Student activist Lin Fei-fan claimed over 500,000 people attended the rally, while protesters outside of the Legislative Yuan claimed that they numbered over 700,000 people. The National Police Agency (NPA), however, estimated the number of protesters to be 116,000.

During the rally, thousands of people shouted “reject the Cross-Strait Trade in Services Agreement, defend democracy”, and “legislate the bill first then deliberate the agreement”.

The rally is a start: Linv

While addressing the crowds at Ketagalan Boulevard, Lin said the demonstration yesterday was not an end but a start, noting that people should exchange contact information with the person standing next to them and arrange working rosters so people can take turn to go to the Legislative Yuan.

Lin said the reason why the protesters occupied the Legislative Yuan was because the administration has lost its legitimacy.

Lin reiterated the protesters' four demands of the Ma administration, which are rejection of the Cross-Strait Trade in Services Agreement, introduction of the Bill on Pacts between Taiwan and China — a draft bill proposed to supervise the signing of agreements with China — urging the government to hold a “public constitutional meeting”, and demanding all lawmakers listen and stand by people's side.

The rally has been seen as a protest of Ma's press conference on Saturday, where Ma made remarks that protesters described as an “off-the-point” response to their demands.

On Saturday, Ma said that the government cannot retract the agreement. He said, however, that the ruling party is willing to review the agreement article-by-article in cross-committee deliberations at the Legislative Yuan.

The student activists said Ma failed to understand their demands despite their almost two weeks of protests.

Around 4:20pm, Lin's co-leader Chen Wei-ting arrived at the Presidential Office from the Legislative Yuan. Chen said that Ma has not responded to the protester's “core” demands at all.

Not refusing interactions with China: Chen

“We are not saying that we refuse to interact with China, but we demand ... that all Taiwanese can participate in the decision-making process on how to interact with China,” Chen said.

“The demonstration today is not just about being against the service trade pact, it is a process in which people strengthen the value of democracy,” Chen stressed.

Lin said that too many people have been focusing on him and Chen, noting that the demonstration does not “belong” to either of them, but to all the students and people participating in the protest. “People are the leader of this demonstration, and the Ma administration needed to be led,” Lin said.

Lin urged President Ma to face the protesters, offer a direct response and make specific promises to people.

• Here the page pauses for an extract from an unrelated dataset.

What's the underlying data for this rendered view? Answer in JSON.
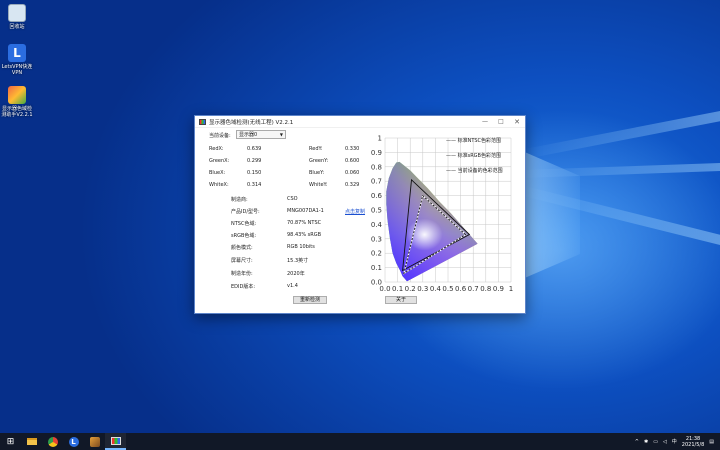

The mass rally ended at 7:45pm, and most of the protesters had left the area by 8pm.

Hundreds of student activists have been occupying the Assembly Hall of the Legislative Yuan since March 18 in protest of Kuomintang (KMT) Legislator Chang Ching-chung's March 17 decision to cut short the deliberation of the service trade pact, sending it straight to the Yuan Sitting.

Over 2,000 protesters attempted to occupy the Executive Yuan on March 23, but were evicted by riot police on the premier's orders.

The Taipei City Police Department Zhongzheng First Precinct said it received intelligence regarding threats to Lin and Chen, noting that it immediately dispatched police officers to protect Chen and Lin.